Ranti yang merupakan pengajar pada Program S1 Fakultas Hukum, Program Magister dan Program Magister Kenotariatan UNPAD mengkaji mengenai pentingnya memaknai secara tepat dan mengimplementasikan dengan proporsional Cyber Notary di Indonesia
Ranti memaparkan bahwa secara umum cyber notary dapat dimaknai sebagai Notaris yang menjalankan tugas atau kewenangan jabatannya dengan berbasis teknologi informasi, yang berkaitan dengan tugas dan fungsi notaris, khususnya dalam pembuatan akta.
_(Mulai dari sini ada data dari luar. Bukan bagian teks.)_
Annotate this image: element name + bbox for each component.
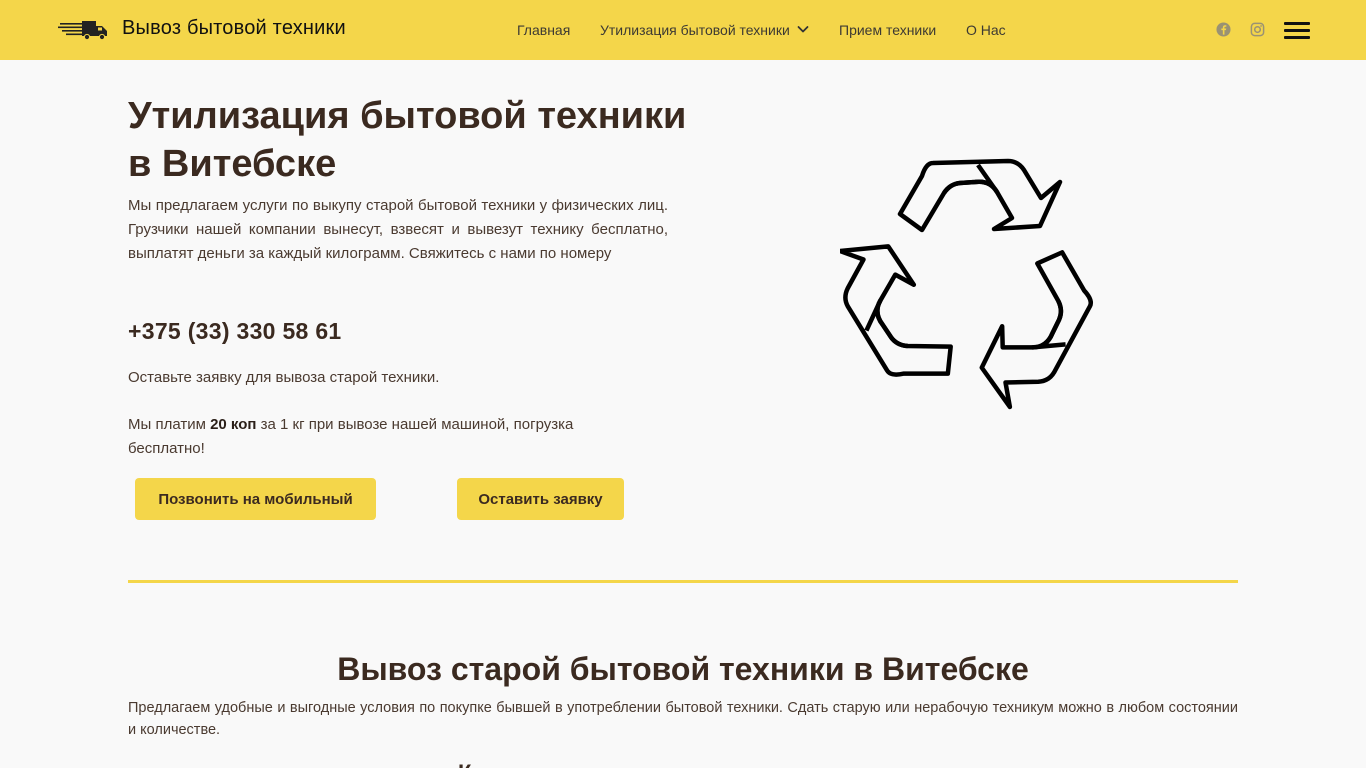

Undang-Undang Nomor 2 Tahun 2014 Tentang Perubahan Atas Undang-Undang Nomor 30 Tahun 2004 Tentang Jabatan Notaris (perubahan UUJN) mengatur konsep Cyber Notary dalam ketentuan Penjelasan Pasal 15 ayat 3, yang menyatakan bahwa yang dimaksud dengan “kewenangan lain yang diatur dalam peraturan perundang-undangan”, antara lain, kewenangan mensertifikasi transaksi yang dilakukan secara elektronik (cyber notary)
Konsep Cyber Notary merupakan ekses dari globalisasi dalam hal transaksi yang kian hari kian tak berbatas ruang dan waktu didukung oleh perkembangan teknologi informasi yang berimbas pada banyaknya konsep perbuatan hukum melalui media elektronik diantaranya ketentuan Pasal 77 ayat (1) Undang – Undang Nomor 40 Tahun 2007 tentang Perseroan Terbatas (UUPT) dimana RUPS dapat juga dilakukan melalui media telekonferensi, video konferensi, atau sarana media elektronik lainnya yang memungkinkan semua peserta RUPS saling melihat dan mendengar secara langsung serta berpartisipasi dalam rapat.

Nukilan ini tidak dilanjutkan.